Das Wichtigste in Kürze
- Sam Urech ist Halleluja-Kolumnist auf Nau.ch.
- Der Mann aus Wetzikon ZH feiert am Freitag Jubiläum.
- Unter seine hundert Kolumnen wurden 145'000 Leserkommentare abgegeben.
- Kolumnist Sam Urech und Nau.ch-Chefredaktor Micha Zbinden im Gespräch.
Nau.ch: Sam Urech, Gratulation zur 100. Halleluja-Kolumne auf Nau.ch.
Sam Urech: Danke. Verrückt! Ich hätte nie gedacht, dass ich so viele Kolumnen schreiben darf. (Lacht) Ich freue mich sehr darüber und bin auch dankbar dafür.
Nau.ch: Wie kam es überhaupt zu dieser Halleluja-Kolumne auf Nau.ch?
Micha Zbinden: Sam Urech hat ein Bild von Roberto Firmino auf Facebook gestellt. Der Liverpool-Spieler liess sich im Swimming-Pool von Goalie Alisson Becker taufen. Für mich war klar: Nur Sam kann mir dazu die Hintergründe richtig erklären. Das hat er getan.
Urech: Ich gab gerne ein paar Infos zu dieser wunderbaren Taufe. Das war der Beginn der Zusammenarbeit. Micha fragte mich, ob ich nicht öfters mal etwas über meinen Glauben schreiben wolle, so entstand die Halleluja-Kolumne.
Nau.ch: Wie habt Ihr Euch überhaupt kennengelernt?
Zbinden: Ich war früher stellvertretender Chefredaktor beim Blick-Sport und Sam für eine gewisse Zeit mein Stellvertreter. Ich wusste, dass Sams Vater Pfarrer ist und war mir ziemlich sicher, dass auch Sam ein gewisses Mitteilungsbedürfnis hat. Der Apfel fällt bekanntlich nicht weit vom Stamme. Eine solche Kolumne ist deshalb genau sein Ding. Und eine Story aus der gemeinsamen Blick-Zeit habe ich nie vergessen.

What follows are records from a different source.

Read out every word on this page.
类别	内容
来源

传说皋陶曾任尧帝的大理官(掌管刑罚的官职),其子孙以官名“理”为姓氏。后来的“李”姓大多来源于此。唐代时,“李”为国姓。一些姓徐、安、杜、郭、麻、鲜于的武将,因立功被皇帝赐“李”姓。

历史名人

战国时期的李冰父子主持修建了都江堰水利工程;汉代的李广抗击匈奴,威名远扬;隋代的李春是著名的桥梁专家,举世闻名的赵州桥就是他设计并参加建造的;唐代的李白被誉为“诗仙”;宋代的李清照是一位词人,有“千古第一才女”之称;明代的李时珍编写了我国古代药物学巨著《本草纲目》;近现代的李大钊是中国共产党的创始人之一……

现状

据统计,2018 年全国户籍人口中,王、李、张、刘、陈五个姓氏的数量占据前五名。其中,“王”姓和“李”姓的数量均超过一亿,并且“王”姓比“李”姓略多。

Das war Halleluja-Like.
Nau.ch: Wir sind gespannt, bitte loslegen!
Zbinden: Als beim Blick eine Entlassungswelle drohte, hat Sam aus eigenem Antrieb dem damaligen Chefredaktor Wolfgang Büchner seinen Job angeboten. Und dies, obwohl keiner auf die Idee gekommen wäre, ihn zu entlassen. Büchner, er wurde in Deutschland übrigens soeben als Vize-Regierungssprecher vorgeschlagen, war mit der Situation heillos überfordert und hat Sam gesagt, er solle bitte einfach wieder normal arbeiten gehen. Das hat Sam aber nicht gemacht, er ist freiwillig gegangen, obwohl er keinen anderen Job hatte. Nur damit andere ihre Stelle behalten konnten. Chapeau!
Nau.ch: Sam, Du sorgst in deinen Kolumnen für riesige Emotionen. Wie schaffst du es, immer wieder den Nerv der Leserschaft zu treffen?
Urech: Wer über Jesus spricht, trifft immer einen Nerv. Logisch, da Jesus mit jeder und jedem eine Freundschaft haben möchte und alles dafür gibt ...
Zbinden: ... solche Dinge kannst Du in Deiner Kolumne erzählen, nicht hier! Wobei du privat nicht missionarisch unterwegs bist. (Lacht)
Urech: Für viele ist Gott ein Reizthema. Fast jeder in der Schweiz hat einen Bezug zum Christentum. Wenn ich dann mit meinen Kolumnen reingrätsche, kann das polarisieren und natürlich auch Bestürzung und Wut auslösen.
Zbinden: Ich habe nachzählen lassen. Es wurden unter Deinen hundert Kolumnen 145'000 Kommentare abgegeben. Das ist ein krasser Wert.
Nau.ch: Ein Viertel der Kommentare musste intern blockiert werden. Welche Themen sorgten für die grösste Emotionen?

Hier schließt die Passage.